Сценарии сложились давно и работают безотказно. Пленники сами не готовы освободить себя.
Они ждут… Папа, будь сильным, и тогда я смогу стать слабой, твоим ребенком. Папа, возьми ответственность за маму, и тогда я смогу жить своей жизнью, отдельно от нее. Папа, я хочу гордиться тобой, уважать тебя. Папа, помоги мне почувствовать себя ценной. Папа, защити меня…
Избавление от страха
Мы очень часто испытываем этот страх – страх заявить о своих границах, защитить себя, обозначить свою позицию.
Почему же нам, взрослым людям, так нелогично страшно?
Потому что всякий раз, когда мы в него «попадаем», мы уже не взрослые люди.
Мы боимся той своей частью, которая известна как «внутренний Ребенок».
И мы эмоционально «проваливаемся» в тот опыт, который переживали, будучи маленькими, зависящими от своих родителей…
И боимся мы, как правило, того, что когда-то пережили в отношениях с ними.
Что-то страшное, что так сильно пугает, что легче изнасиловать себя в миллионный раз, чем рискнуть-таки заявить о себе.
«У мамы был юбилей, на празднование которого она пригласила множество родственников.
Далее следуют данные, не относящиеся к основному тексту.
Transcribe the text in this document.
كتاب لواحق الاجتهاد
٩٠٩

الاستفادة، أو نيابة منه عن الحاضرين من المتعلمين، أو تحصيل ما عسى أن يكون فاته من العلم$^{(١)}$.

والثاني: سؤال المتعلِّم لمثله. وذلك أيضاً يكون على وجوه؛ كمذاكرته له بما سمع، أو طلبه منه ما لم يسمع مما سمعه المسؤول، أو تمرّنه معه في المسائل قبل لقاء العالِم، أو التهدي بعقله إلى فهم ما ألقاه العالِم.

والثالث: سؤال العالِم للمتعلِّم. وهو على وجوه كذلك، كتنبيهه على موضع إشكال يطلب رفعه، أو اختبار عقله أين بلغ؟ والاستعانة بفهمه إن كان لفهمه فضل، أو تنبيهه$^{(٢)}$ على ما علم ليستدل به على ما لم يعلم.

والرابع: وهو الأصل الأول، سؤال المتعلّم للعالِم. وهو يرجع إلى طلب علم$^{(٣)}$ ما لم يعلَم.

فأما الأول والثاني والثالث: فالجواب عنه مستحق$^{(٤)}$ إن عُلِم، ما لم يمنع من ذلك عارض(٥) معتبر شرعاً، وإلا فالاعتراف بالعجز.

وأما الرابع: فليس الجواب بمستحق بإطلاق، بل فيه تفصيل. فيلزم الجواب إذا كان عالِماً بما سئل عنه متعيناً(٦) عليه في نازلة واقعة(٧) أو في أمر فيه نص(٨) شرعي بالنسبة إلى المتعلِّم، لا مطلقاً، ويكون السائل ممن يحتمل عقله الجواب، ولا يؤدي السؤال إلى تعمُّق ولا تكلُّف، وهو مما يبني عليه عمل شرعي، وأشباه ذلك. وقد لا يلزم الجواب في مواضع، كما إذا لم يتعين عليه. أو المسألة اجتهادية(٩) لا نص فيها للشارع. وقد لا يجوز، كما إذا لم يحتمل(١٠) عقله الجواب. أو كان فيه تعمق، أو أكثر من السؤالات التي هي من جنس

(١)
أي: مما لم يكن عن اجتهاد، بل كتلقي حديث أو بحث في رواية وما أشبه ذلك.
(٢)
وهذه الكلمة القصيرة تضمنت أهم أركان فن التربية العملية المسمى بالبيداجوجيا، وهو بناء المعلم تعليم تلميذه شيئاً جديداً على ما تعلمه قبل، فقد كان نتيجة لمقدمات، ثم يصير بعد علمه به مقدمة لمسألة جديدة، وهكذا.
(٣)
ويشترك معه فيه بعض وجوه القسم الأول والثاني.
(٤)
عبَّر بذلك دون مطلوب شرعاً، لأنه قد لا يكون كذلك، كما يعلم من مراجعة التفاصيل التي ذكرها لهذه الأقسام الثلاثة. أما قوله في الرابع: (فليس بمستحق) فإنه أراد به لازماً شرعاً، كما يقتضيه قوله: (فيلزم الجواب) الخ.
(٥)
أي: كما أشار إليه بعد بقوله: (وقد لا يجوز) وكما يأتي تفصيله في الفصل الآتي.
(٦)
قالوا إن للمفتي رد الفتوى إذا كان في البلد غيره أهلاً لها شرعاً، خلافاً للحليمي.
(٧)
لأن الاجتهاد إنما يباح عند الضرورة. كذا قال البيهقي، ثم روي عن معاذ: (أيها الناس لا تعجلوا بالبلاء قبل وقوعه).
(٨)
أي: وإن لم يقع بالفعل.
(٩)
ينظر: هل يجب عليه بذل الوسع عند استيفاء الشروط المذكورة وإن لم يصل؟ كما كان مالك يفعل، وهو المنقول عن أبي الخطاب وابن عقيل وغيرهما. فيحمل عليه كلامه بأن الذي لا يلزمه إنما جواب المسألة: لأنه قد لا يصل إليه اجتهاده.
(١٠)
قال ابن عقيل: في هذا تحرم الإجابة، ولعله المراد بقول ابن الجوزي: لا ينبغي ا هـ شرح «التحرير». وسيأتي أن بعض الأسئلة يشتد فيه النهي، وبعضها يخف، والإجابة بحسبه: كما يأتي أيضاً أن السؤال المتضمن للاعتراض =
В какой-то момент она возвестила мне: «А от тебя я жду еще одного подарка. Станцуй для меня!»
Я занималась танцами с детства, она много труда вложила, чтоб меня на них водить; тратила деньги на занятия и костюмы. Поэтому она считает, что имеет право получить отдачу от своих вложений. Одного только она не знает: я ненавижу танцевать. Потому что занималась не для себя, а для нее, потому что она так хотела… И тогда все внутри меня противилось ее “просьбе”, но я так и не решилась отказать. Когда встает выбор между моим и ее желанием, я предпочитаю насилие над собой, потому что я не в состоянии снова пережить свой ужас отвержения, который меня преследует с незапамятных времен».
«У меня есть подруга. Она частенько позволяет себе критику и поучения в мой адрес – довольно уничижительные. А я… ничего не могу ответить. У меня как будто язык отнимается. Потом я мучительно переживаю эти ситуации внутри себя, мне очень больно, что со мной так поступают, но я даже и помыслить не могу, чтобы сказать хоть слово в свою защиту. Сразу возникает такая угроза наказания и уничтожения, что я предпочитаю быть размазанной, но живой, чем рискнувшей, но уничтоженной».